Modern life encompasses a wide range of family structures. The ‘blended’ family – i.e. a relationship where one or both parties have children from previous relationships – is now commonplace.
Everyone should have a clear plan for who they want to benefit in the event of their death and how the assets are to pass at that time in the most tax and cost-effective way possible.
Creating the plan is not always easy. Those living as part of a blended family often face even greater challenges in this respect.
There is a need to ensure that financial affairs are structured, with the relevant documentation in place, so as to enable that plan to be properly implemented at the relevant time.
The ending of one relationship and the beginning of another is likely to mean the revisiting of existing plans. The chances of there not being universally shared priorities increase, as it becomes more difficult to strike the right balance between those closest to you.
A failure to ‘grasp the nettle’, to have the difficult discussions and to take the appropriate steps increases the chances both that your wishes are not carried out in the event of your death and of there being, potentially very expensive, disputes following your death.
A will is perhaps the most fundamental document to have in place, but separate trust documents might also be required in relation to lump sums due under life insurance policies, pension death benefits and death-in-service benefits. Often overlooked and absolutely essential is the ‘letter of wishes’, providing invaluable guidance to Trustees of the factors the person putting money or assets into a Trust would like to be taken into account when exercising any Discretionary powers.
Trusts – whether contained within the Wills or separately – can be a very useful method of striking a balance between your desire to provide for your spouse or partner whilst protecting assets for children from a previous relationship in the longer term.
The inheritance tax position should not be overlooked. Married couples are provided with exemptions and additional allowances which are not available to unmarried couples (adding to the general lack of rights provided to cohabitees on separation or death). Those who have been widowed may have additional planning opportunities available to them. The recent introduction of the ‘residence nil rate band’ has further complicated matters, particularly for unmarried couples.

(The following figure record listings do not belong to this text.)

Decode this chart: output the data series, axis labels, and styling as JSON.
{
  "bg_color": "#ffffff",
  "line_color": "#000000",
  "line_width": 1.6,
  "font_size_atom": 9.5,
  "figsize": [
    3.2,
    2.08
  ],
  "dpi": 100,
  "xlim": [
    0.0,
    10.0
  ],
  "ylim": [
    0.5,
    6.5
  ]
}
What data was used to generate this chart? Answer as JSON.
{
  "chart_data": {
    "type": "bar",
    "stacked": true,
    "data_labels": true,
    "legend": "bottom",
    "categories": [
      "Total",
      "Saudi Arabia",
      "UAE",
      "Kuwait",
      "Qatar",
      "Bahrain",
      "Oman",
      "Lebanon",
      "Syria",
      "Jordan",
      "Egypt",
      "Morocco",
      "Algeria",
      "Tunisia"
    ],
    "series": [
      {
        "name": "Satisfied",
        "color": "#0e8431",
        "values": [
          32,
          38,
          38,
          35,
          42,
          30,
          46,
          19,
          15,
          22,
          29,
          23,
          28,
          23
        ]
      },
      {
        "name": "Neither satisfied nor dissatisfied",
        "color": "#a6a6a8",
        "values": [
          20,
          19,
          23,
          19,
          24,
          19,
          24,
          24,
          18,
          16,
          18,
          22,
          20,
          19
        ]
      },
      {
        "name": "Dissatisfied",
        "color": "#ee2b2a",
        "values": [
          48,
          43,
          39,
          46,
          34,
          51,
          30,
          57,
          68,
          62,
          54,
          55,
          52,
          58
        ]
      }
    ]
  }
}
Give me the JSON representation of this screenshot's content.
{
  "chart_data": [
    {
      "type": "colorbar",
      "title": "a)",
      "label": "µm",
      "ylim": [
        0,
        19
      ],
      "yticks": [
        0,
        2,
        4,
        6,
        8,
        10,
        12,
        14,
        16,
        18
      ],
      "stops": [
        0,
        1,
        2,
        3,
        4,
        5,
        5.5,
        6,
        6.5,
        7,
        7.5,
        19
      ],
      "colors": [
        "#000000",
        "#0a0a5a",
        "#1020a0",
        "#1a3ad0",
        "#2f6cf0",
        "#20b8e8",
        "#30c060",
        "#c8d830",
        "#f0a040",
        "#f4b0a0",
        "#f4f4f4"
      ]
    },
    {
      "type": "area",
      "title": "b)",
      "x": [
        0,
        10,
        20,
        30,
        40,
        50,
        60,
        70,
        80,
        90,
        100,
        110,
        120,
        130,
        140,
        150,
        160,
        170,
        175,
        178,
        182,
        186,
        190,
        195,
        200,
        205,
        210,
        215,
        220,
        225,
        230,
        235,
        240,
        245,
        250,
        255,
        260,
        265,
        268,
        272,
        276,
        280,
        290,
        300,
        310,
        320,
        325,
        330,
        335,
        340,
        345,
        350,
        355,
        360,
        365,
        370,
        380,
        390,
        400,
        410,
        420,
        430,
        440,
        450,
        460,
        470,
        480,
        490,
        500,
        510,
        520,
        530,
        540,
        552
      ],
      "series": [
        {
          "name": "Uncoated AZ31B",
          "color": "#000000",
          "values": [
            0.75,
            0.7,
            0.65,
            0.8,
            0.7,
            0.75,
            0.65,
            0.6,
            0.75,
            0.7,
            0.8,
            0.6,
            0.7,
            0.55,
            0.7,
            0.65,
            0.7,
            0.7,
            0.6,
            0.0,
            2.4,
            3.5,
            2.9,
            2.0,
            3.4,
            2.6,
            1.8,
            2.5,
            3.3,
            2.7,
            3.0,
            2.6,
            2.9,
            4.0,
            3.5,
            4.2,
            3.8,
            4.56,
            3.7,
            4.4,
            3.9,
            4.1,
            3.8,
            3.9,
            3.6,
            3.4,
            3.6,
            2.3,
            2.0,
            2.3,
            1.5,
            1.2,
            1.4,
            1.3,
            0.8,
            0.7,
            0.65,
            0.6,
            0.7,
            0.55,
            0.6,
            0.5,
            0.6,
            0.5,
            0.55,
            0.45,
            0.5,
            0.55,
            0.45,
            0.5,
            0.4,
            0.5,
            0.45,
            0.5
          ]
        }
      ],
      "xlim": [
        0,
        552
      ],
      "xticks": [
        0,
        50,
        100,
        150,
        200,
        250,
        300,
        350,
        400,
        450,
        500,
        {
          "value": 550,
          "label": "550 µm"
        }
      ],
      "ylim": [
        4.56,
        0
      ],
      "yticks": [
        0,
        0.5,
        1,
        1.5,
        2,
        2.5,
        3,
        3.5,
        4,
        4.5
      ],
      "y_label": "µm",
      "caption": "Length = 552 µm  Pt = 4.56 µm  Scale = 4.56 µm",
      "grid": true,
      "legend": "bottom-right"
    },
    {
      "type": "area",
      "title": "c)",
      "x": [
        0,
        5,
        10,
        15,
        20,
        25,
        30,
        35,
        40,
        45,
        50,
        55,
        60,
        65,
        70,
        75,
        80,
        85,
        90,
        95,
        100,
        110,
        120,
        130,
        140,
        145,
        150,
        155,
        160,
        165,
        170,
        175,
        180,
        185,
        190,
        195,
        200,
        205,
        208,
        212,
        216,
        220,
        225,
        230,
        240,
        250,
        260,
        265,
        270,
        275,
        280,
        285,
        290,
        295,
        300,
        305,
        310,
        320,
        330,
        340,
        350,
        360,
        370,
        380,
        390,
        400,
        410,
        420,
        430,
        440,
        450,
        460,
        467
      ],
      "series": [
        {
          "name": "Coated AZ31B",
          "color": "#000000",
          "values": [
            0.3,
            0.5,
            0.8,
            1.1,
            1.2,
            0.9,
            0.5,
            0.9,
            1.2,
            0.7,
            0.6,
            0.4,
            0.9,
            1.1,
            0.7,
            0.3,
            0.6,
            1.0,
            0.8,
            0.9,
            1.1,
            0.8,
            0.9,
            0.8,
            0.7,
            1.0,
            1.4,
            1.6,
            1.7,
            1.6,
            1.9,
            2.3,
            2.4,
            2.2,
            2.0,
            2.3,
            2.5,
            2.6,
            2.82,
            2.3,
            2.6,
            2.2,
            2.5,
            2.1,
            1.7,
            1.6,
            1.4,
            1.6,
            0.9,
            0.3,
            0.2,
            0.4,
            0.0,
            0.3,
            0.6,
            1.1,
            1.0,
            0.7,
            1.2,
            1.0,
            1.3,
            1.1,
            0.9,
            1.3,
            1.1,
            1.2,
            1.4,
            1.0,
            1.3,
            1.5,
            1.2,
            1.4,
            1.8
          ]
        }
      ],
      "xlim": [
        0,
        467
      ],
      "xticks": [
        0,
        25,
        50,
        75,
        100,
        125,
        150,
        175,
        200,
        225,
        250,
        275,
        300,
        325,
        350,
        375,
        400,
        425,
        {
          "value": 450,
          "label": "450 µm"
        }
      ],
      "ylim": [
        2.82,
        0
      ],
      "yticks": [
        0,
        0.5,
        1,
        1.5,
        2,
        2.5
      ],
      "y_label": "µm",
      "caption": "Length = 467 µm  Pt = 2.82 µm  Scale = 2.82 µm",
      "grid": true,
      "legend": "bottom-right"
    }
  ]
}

Financial advisers and solicitors both have something to offer in the planning process. The financial adviser’s role in considering the financial needs of the newly extended family will be of great importance, for example they might identify the need for increased life insurance cover or a requirement to consider inheritance tax mitigation, and it is often a formal financial review that discovers that existing pension/death-in-service letters of wishes are out of date.
The solicitor will advise on the creation / revision of Wills (and possibly also Lasting Powers of Attorney), the potential use of trusts to create a balance between competing demands and the inheritance tax implications of what is proposed. If the new relationship is heading towards marriage, they will doubtless also raise the issue of a pre-nuptial agreement to cover the position if that relationship breaks down in future.
Working together, the solicitor and financial adviser should be able to assist their client in tackling thorny and complex issues so that a clear plan is both devised and properly implemented.